第19章 長年の気持ち
そう言うと、悟は本当に脱衣所へと入っていってしまった。
「全然平気なのに」
再びリビングで待っていると、本当に秒速でシャワーから上がって来た悟が部屋へと急いで入ってくる。
「疲れてるんだから、お風呂くらいゆっくり入ってきて良いのに」
「だいじょーぶ!早くリンと一緒にいたいしっ」
ソファーに座っていた私を背後からギュッと抱きしめると、耳元で「今日泊まっていくでしょ?」と甘い声で囁かれる。
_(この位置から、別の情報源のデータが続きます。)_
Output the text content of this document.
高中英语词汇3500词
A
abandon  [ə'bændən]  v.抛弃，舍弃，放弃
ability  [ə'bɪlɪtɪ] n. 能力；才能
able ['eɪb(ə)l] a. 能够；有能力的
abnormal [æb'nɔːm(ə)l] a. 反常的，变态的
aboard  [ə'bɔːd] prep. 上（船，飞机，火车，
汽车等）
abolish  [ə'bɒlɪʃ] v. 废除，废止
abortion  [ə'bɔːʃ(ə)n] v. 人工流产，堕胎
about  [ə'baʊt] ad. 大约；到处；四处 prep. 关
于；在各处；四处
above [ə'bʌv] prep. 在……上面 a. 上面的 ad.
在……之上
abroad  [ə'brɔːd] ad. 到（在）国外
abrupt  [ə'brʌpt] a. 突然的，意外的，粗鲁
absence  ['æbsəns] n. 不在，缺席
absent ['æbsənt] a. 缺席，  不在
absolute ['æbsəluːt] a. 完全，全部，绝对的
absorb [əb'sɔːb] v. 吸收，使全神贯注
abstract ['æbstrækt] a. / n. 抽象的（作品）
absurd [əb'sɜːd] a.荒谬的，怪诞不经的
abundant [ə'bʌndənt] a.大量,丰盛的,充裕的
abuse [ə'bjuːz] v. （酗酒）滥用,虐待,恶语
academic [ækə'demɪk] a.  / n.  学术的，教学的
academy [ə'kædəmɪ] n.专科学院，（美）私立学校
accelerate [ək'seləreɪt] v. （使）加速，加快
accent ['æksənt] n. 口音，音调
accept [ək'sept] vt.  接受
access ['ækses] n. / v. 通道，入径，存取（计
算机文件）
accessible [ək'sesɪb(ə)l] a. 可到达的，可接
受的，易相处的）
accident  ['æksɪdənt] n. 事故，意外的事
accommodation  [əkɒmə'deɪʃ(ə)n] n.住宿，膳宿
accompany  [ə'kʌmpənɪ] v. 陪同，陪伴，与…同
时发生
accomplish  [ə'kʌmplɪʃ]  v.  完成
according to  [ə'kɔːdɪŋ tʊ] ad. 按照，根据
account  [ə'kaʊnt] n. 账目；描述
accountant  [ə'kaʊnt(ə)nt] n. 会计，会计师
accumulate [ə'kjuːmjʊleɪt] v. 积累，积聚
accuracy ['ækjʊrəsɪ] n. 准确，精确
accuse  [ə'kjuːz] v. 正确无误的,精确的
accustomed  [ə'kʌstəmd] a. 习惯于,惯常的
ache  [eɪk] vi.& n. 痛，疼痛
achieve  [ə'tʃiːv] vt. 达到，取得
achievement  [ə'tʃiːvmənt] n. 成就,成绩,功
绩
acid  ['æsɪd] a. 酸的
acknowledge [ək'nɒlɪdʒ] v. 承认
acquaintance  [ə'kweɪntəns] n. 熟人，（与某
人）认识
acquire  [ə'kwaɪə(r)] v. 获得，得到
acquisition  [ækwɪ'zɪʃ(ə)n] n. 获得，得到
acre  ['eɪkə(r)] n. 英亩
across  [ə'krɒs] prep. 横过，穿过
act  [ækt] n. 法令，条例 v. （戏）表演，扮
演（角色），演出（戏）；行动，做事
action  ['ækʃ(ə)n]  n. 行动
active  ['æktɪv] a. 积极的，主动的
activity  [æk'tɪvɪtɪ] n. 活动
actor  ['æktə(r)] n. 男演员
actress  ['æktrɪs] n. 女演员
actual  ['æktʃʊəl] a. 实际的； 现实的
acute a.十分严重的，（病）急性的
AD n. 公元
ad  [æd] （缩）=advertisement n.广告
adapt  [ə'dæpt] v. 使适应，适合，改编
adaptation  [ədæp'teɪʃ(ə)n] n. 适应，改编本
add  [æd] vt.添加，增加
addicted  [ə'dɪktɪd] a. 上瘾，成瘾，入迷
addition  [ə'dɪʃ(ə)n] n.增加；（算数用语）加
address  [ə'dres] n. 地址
部屋は隣りだし、遅くなっても別に帰ることはできるけど…でももっと悟と一緒にいたい。
「うん、泊まらせてもらおうかな…」
「じゃあもうこんな時間だし、寝室でゆっくりしよ」
悟に手を引かれ、寝室へと向かう。
「電気暗めので良いよね」
「うん、良いよ」
私の返事に、悟はベットサイドにある小さなオレンジ色の電気を付けた。
「おいで」
先にベットへと寝転んだ悟に手を引かれ、私もゆっくりと悟の隣へと寝転ぶ。
ふわりと掛けてくれた毛布からは、以前映画を観て寝てしまった時同様悟の香りがして心地良い。
「やっぱり悟の香り、良い匂いだよ」
「ちょっとリンちゃん…毛布嗅がないでよ」
毛布を首元まで手繰り寄せ、くんくんと匂いを嗅いでいる私に悟が苦笑いをする。
「それにほら、悟自身もとっても良い匂いだよ。私悟の匂い好き、安心するの」
悟を抱きしめ胸元へ顔を埋めれば。
今度は悟が私の匂いを確認するようにして私の首元へ顔を近づけた。